You have probably seen folllowing Definition somewhere on your FP path.

A monad is just a monoid in the category of endofunctors

If you’re curious, as I am, you’ve probably even googled for some explaination of it. And you probably have found some answer on SO or Quora… the math answer. So now you know the reasoning but probably your level of understanding have stayed on the exact same level, zero.

In the following post I will try to express this Definition in simple Scala code.
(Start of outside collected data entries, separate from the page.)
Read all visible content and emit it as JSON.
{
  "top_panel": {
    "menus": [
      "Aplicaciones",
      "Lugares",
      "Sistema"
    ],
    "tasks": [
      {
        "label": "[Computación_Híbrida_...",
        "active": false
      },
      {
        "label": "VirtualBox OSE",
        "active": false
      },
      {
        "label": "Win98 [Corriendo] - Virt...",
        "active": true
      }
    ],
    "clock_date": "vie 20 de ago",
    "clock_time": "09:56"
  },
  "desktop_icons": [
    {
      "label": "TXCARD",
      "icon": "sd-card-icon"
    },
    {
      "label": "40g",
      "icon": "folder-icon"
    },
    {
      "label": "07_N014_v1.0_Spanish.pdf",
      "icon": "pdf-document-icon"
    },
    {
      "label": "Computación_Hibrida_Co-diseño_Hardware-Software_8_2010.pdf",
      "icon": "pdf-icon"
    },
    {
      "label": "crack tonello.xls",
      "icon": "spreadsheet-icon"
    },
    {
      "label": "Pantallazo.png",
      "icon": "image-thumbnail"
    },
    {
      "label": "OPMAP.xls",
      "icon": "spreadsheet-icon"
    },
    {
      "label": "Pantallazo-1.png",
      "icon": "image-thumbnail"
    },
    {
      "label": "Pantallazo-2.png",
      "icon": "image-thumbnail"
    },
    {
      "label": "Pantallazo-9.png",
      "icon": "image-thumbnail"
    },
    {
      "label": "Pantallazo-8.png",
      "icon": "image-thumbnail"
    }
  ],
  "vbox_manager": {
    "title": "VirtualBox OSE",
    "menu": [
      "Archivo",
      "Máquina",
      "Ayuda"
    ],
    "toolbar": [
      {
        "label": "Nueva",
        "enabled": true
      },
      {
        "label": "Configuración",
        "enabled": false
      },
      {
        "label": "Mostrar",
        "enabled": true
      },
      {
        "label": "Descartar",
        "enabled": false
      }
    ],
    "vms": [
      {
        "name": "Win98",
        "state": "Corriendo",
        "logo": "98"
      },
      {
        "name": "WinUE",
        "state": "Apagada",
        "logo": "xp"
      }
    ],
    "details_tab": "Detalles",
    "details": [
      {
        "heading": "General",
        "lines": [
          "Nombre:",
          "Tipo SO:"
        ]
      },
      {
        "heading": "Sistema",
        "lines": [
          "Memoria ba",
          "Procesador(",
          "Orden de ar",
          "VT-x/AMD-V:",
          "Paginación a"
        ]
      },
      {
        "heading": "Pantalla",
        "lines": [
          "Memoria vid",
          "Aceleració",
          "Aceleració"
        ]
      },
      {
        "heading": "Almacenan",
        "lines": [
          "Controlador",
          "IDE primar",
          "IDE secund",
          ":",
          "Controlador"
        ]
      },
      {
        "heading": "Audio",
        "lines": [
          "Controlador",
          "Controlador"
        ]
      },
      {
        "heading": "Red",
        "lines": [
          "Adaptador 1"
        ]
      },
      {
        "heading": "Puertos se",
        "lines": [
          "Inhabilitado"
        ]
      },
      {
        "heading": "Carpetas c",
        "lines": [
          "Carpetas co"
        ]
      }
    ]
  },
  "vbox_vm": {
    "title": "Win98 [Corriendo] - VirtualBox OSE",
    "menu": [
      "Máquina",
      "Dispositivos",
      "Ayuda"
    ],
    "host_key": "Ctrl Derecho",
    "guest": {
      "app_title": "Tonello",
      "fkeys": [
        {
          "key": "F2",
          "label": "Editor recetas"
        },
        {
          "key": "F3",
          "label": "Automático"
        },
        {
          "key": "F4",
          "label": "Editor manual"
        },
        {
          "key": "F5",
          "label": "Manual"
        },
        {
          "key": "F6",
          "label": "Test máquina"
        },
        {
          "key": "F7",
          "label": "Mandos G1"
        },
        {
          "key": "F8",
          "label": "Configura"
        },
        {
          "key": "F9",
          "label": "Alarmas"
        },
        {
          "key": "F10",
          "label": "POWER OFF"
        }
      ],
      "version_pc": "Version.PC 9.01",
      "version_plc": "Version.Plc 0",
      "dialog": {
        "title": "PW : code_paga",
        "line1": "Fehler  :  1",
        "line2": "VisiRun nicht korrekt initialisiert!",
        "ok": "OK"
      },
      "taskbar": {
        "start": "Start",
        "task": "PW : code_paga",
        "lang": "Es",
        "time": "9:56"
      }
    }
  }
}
Little disclaimer: all of the following code could have been written using scalaz or cats libraries, but for clarity I will stick to the pure Scala.

### The Monoid

I assume you already have some knowledge from category theory, but we will make short remainder here. First, lets define a `Monoid`:

``````trait Monoid[T] {
def zero: T
def combine(a1: T, a2: T): T
}
``````

As we can see, it allows us to combine two instances of type `T` and gives us zero element, also of type `T`. An example may be an `Int` with `0` and `+` operation.

``````object IntAddMonoid extends Monoid[Int] {
def zero: Int = 0
def combine(a1: Int, a2: Int): Int = a1 + a2
}
``````

## The Category

Ok, that was the easy part. To go further we need to realize, that Definition speaks about monoid in category of …, so we need to know what it means. In fact what we have defined above is a monoid in category of sets where every type is a set. Lets make it more abstract and start with defining a generic `MonoidalCategory`:

``````trait MonoidalCategory {
type Morphism[F, G]
type MonoidalProduct[F,G]
type IdentityObject
}
``````

I won’t go deep into this, but I hope everything will get much clearer when we define our `CategoryOfSets`

``````trait CategoryOfSets extends MonoidalCategory {
type Morphism[F, G] = F => G
type MonoidalProduct[F,G] = (F, G)
type IdentityObject = Unit
}
``````

As we can see, `Morphism` is just traditional `Function`, that translates object of type `F` into object of type `G`. `MonoidalPoruct` is just a way to combine two elements of category, so in this case we are just making a `Tuple2` out of them. For now, we don’t care much for the `IdentityObject`, but we can say, that `Unit` is an `IndentityObject` because `(F, Unit)` is equal to `F` in terms of possible values it can take.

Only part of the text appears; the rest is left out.